I'd be interested in hearing more about the system you use.

Have you written anything about it before, I'm curious about more specific examples around what you're doing.

Do you automate most/some of what you put in?

I've thought about writing some scripts to export things from various online accounts/services/apis and importing them into a personal database mostly for backup purposes. It sounds like you're already doing that, and more.

megous · on Sept 2, 2018

I don't know where to start, so here are some random thoughts.

- Some of the data import is for archival purposes and mostly one-shot. I'm old enough to have seen many services where I put my data in, or where I had interesting conversations, go and delete everyhing in the process.

- Some of it is for ease of access and offline use. For example Jira can be a very slow system, where each action takes 10 seconds to complete. Some services have too bloated an UI to be useful on slow computers. You can easily lose access to some data/technical comments if permissions change, etc. If you have data locally, it's possible to avoid all those problems and present the data in any way you want.

Yes, I automate imports from external services. In the past I used PHP, now I mostly use Node or Electron, because it has a transparent support for binary data and JSON columns in postgresql, and if I want to parallelize HTTP requests it's easier to do in Node.

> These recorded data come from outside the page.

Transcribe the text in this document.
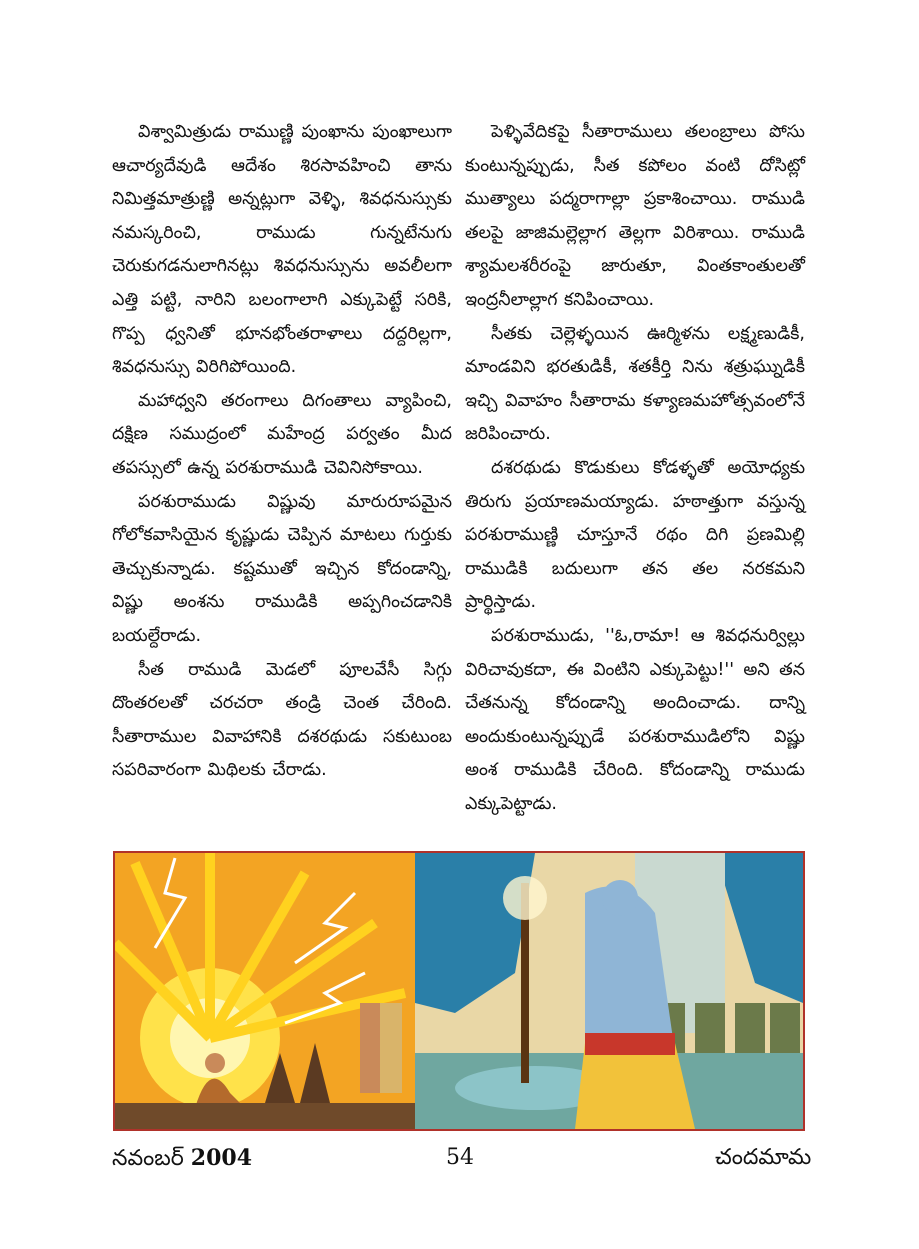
విశ్వామిత్రుడు రాముణ్ణి పుంఖాను పుంఖాలుగా ఆచార్యదేవుడి ఆదేశం శిరసావహించి తాను నిమిత్తమాత్రుణ్ణి అన్నట్లుగా వెళ్ళి, శివధనుస్సుకు నమస్కరించి, రాముడు గున్నటేనుగు చెరుకుగడనులాగినట్లు శివధనుస్సును అవలీలగా ఎత్తి పట్టి, నారిని బలంగాలాగి ఎక్కుపెట్టే సరికి, గొప్ప ధ్వనితో భూనభోంతరాళాలు దద్దరిల్లగా, శివధనుస్సు విరిగిపోయింది.

మహాధ్వని తరంగాలు దిగంతాలు వ్యాపించి, దక్షిణ సముద్రంలో మహేంద్ర పర్వతం మీద తపస్సులో ఉన్న పరశురాముడి చెవినిసోకాయి.

పరశురాముడు విష్ణువు మారురూపమైన గోలోకవాసియైన కృష్ణుడు చెప్పిన మాటలు గుర్తుకు తెచ్చుకున్నాడు. కష్టముతో ఇచ్చిన కోదండాన్ని, విష్ణు అంశను రాముడికి అప్పగించడానికి బయల్దేరాడు.

సీత రాముడి మెడలో పూలవేసీ సిగ్గు దొంతరలతో చరచరా తండ్రి చెంత చేరింది. సీతారాముల వివాహానికి దశరథుడు సకుటుంబ సపరివారంగా మిథిలకు చేరాడు.

పెళ్ళివేదికపై సీతారాములు తలంబ్రాలు పోసు కుంటున్నప్పుడు, సీత కపోలం వంటి దోసిట్లో ముత్యాలు పద్మరాగాల్లా ప్రకాశించాయి. రాముడి తలపై జాజిమల్లెల్లాగ తెల్లగా విరిశాయి. రాముడి శ్యామలశరీరంపై జారుతూ, వింతకాంతులతో ఇంద్రనీలాల్లాగ కనిపించాయి.

సీతకు చెల్లెళ్ళయిన ఊర్మిళను లక్ష్మణుడికీ, మాండవిని భరతుడికీ, శతకీర్తి నిను శత్రుఘ్నుడికీ ఇచ్చి వివాహం సీతారామ కళ్యాణమహోత్సవంలోనే జరిపించారు.

దశరథుడు కొడుకులు కోడళ్ళతో అయోధ్యకు తిరుగు ప్రయాణమయ్యాడు. హఠాత్తుగా వస్తున్న పరశురాముణ్ణి చూస్తూనే రథం దిగి ప్రణమిల్లి రాముడికి బదులుగా తన తల నరకమని ప్రార్థిస్తాడు.

పరశురాముడు, ''ఓ,రామా! ఆ శివధనుర్విల్లు విరిచావుకదా, ఈ వింటిని ఎక్కుపెట్టు!'' అని తన చేతనున్న కోదండాన్ని అందించాడు. దాన్ని అందుకుంటున్నప్పుడే పరశురాముడిలోని విష్ణు అంశ రాముడికి చేరింది. కోదండాన్ని రాముడు ఎక్కుపెట్టాడు.

నవంబర్ 2004	54	చందమామ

Import/sync scripts always have the same structure. First there's some way to gather the data from the external service, then I import it into DB with update/upsert/insert helpers, for example:

    upsert(db, 'table_name', {id: 123, name: 'qwe', ...}, ['id']);

I always try to find and use entity IDs from the external data source, which eases future syncing. Usually there's not much data so I fetch everything and update the database (keeping what was deleted by the remote data source). Often times the service supports queries that result in entities that changed since some date, which is ideal for incremental syncing. If not, the service usualy has at least a way to order entities by date, so I sync new entries until I start hitting entries that I already have in the database. It's very useful to use async generators for this in javascript, so that I can separate data fetching and data storage logic in a clean way.

One other method I use, with web services that are too messy or complicated, is to create a userscript for Violentmonkey that gathers data as I browse the website and posts it to the database via a small localhost http service. This is useful for JS heavy websites that don't have nice JSON APIs. The script just runs on the background (or can be triggered by a keyboard shortcut) and uses the current state of the DOM to get the data and send them to the database. This method of import is invisible to the service itself.

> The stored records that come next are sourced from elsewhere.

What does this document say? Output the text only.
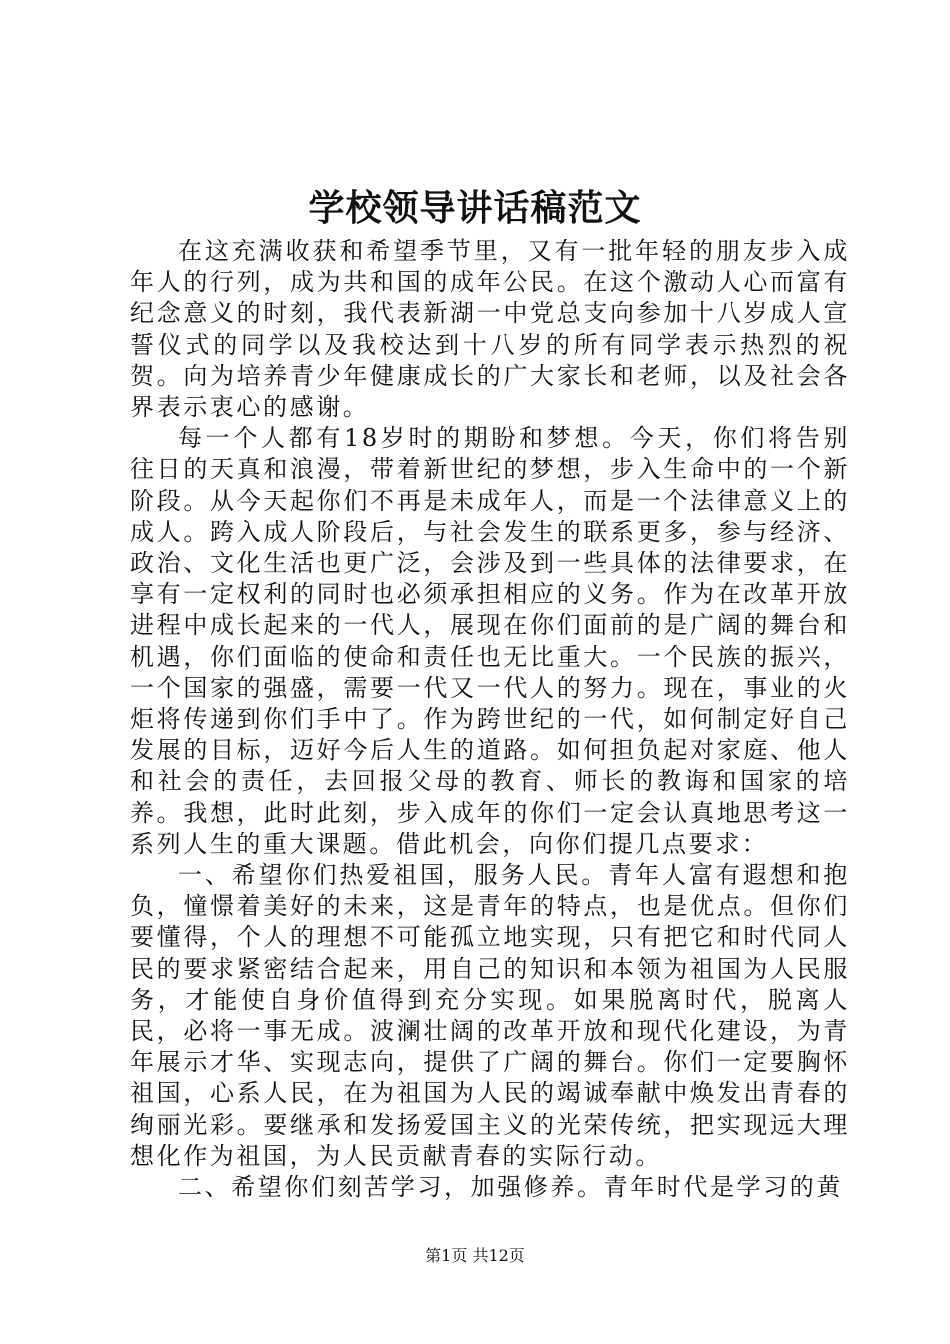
学校领导讲话稿范文

在这充满收获和希望季节里，又有一批年轻的朋友步入成年人的行列，成为共和国的成年公民。在这个激动人心而富有纪念意义的时刻，我代表新湖一中党总支向参加十八岁成人宣誓仪式的同学以及我校达到十八岁的所有同学表示热烈的祝贺。向为培养青少年健康成长的广大家长和老师，以及社会各界表示衷心的感谢。

每一个人都有18岁时的期盼和梦想。今天，你们将告别往日的天真和浪漫，带着新世纪的梦想，步入生命中的一个新阶段。从今天起你们不再是未成年人，而是一个法律意义上的成人。跨入成人阶段后，与社会发生的联系更多，参与经济、政治、文化生活也更广泛，会涉及到一些具体的法律要求，在享有一定权利的同时也必须承担相应的义务。作为在改革开放进程中成长起来的一代人，展现在你们面前的是广阔的舞台和机遇，你们面临的使命和责任也无比重大。一个民族的振兴，一个国家的强盛，需要一代又一代人的努力。现在，事业的火炬将传递到你们手中了。作为跨世纪的一代，如何制定好自己发展的目标，迈好今后人生的道路。如何担负起对家庭、他人和社会的责任，去回报父母的教育、师长的教诲和国家的培养。我想，此时此刻，步入成年的你们一定会认真地思考这一系列人生的重大课题。借此机会，向你们提几点要求：

一、希望你们热爱祖国，服务人民。青年人富有遐想和抱负，憧憬着美好的未来，这是青年的特点，也是优点。但你们要懂得，个人的理想不可能孤立地实现，只有把它和时代同人民的要求紧密结合起来，用自己的知识和本领为祖国为人民服务，才能使自身价值得到充分实现。如果脱离时代，脱离人民，必将一事无成。波澜壮阔的改革开放和现代化建设，为青年展示才华、实现志向，提供了广阔的舞台。你们一定要胸怀祖国，心系人民，在为祖国为人民的竭诚奉献中焕发出青春的绚丽光彩。要继承和发扬爱国主义的光荣传统，把实现远大理想化作为祖国，为人民贡献青春的实际行动。

二、希望你们刻苦学习，加强修养。青年时代是学习的黄

第1页 共12页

Most of the scripts are fairly simple (< 100 lines), because most services are built around ~2 interesting primary entities that are worth storing.

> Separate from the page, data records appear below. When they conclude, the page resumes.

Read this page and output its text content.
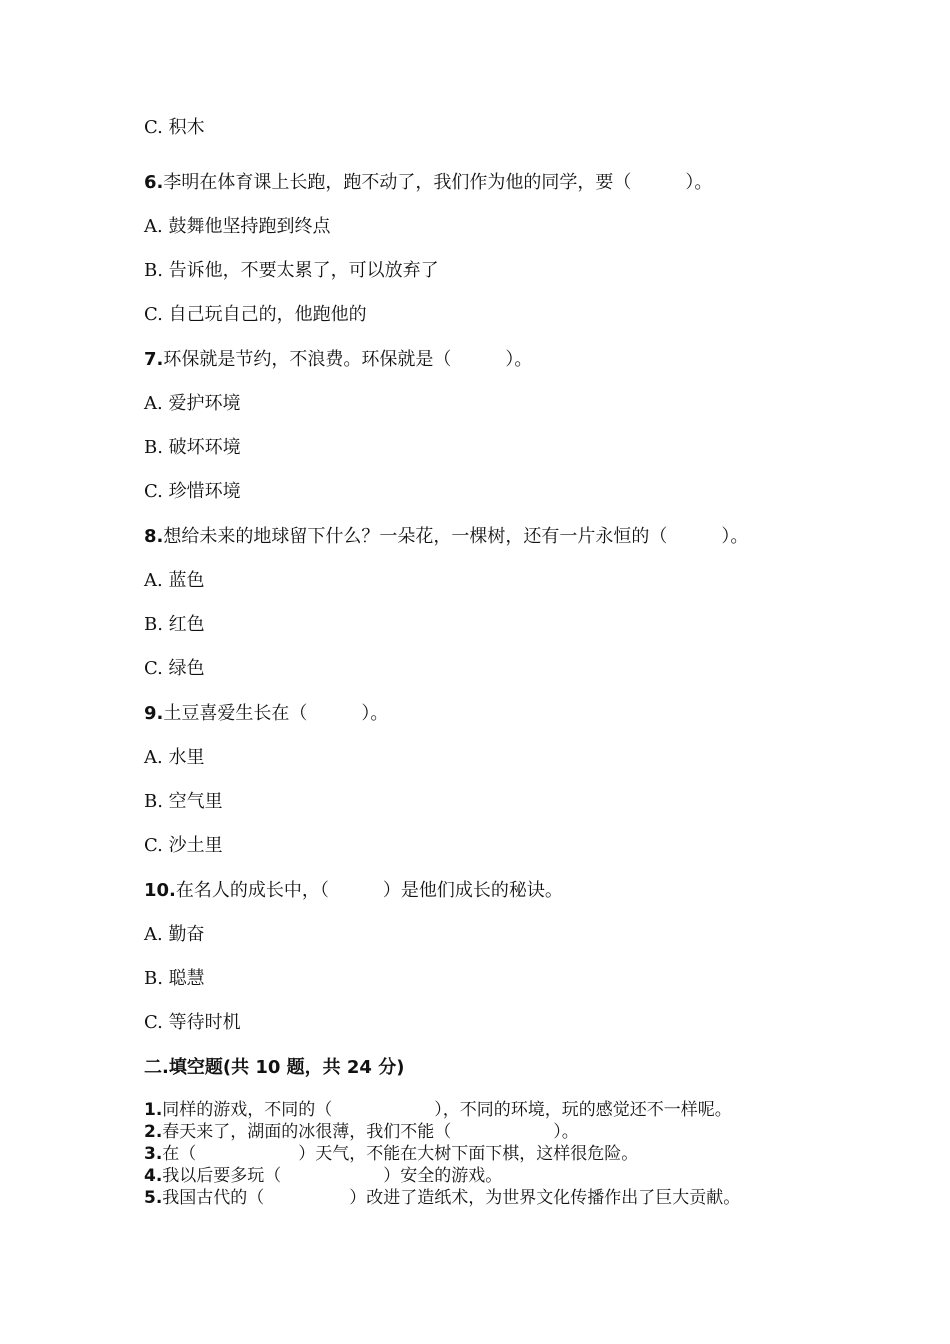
C. 积木
6.李明在体育课上长跑，跑不动了，我们作为他的同学，要（　　　）。
A. 鼓舞他坚持跑到终点
B. 告诉他，不要太累了，可以放弃了
C. 自己玩自己的，他跑他的
7.环保就是节约，不浪费。环保就是（　　　）。
A. 爱护环境
B. 破坏环境
C. 珍惜环境
8.想给未来的地球留下什么？一朵花，一棵树，还有一片永恒的（　　　）。
A. 蓝色
B. 红色
C. 绿色
9.土豆喜爱生长在（　　　）。
A. 水里
B. 空气里
C. 沙土里
10.在名人的成长中，（　　　）是他们成长的秘诀。
A. 勤奋
B. 聪慧
C. 等待时机
二.填空题(共 10 题，共 24 分)
1.同样的游戏，不同的（　　　　　　），不同的环境，玩的感觉还不一样呢。
2.春天来了，湖面的冰很薄，我们不能（　　　　　　）。
3.在（　　　　　　）天气，不能在大树下面下棋，这样很危险。
4.我以后要多玩（　　　　　　）安全的游戏。
5.我国古代的（　　　　　）改进了造纸术，为世界文化传播作出了巨大贡献。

Because I use upsert most of the time, I can and I sometimes do add some extra columns for annotation purposes. For example I mentined Jira. I added columns for ordering issues and for marking them with whether I wait for some feedback or not, and then I have a simple Electron app for ordering and listing my issues that I need to work on where issues that wait for external feedback are not shown until the feedback is provided. It's uncluttered, and as fast as you can imagine, being backed by a localhost database.

In Node I use: https://github.com/request/request-promise-native and https://github.com/request/request and https://github.com/vitaly-t/pg-promise

PostgreSQL replication is well docummented elsewhere. I replicate the entire cluster, which doesn't require any maintenance when creating databases/tables, so it's absolutely painless after the initial setup. All you need to do is check the logs from time to time. All I do is that I run the backup database server on a different UNIX socket and disable the TCP/IP interface. It is very flexible, as you can also put the backup server on a different machine, you can have multiple backup servers, chain them and it just works even if you have intermittent connectivity between the machines.

Most of my system is not universal or systematic and is very specific to my use cases. But that will be true for anyone wishing to preserve some of their data in a world that is fairly hostile to data portability. In fact, lack of universality/configurability reduces the complexity by a lot and makes it all easily manageable for a single person with at most a few hours/data source of time investment.

grusel · on Sept 2, 2018

I am curious about a longer more technical explanation of what you do, too.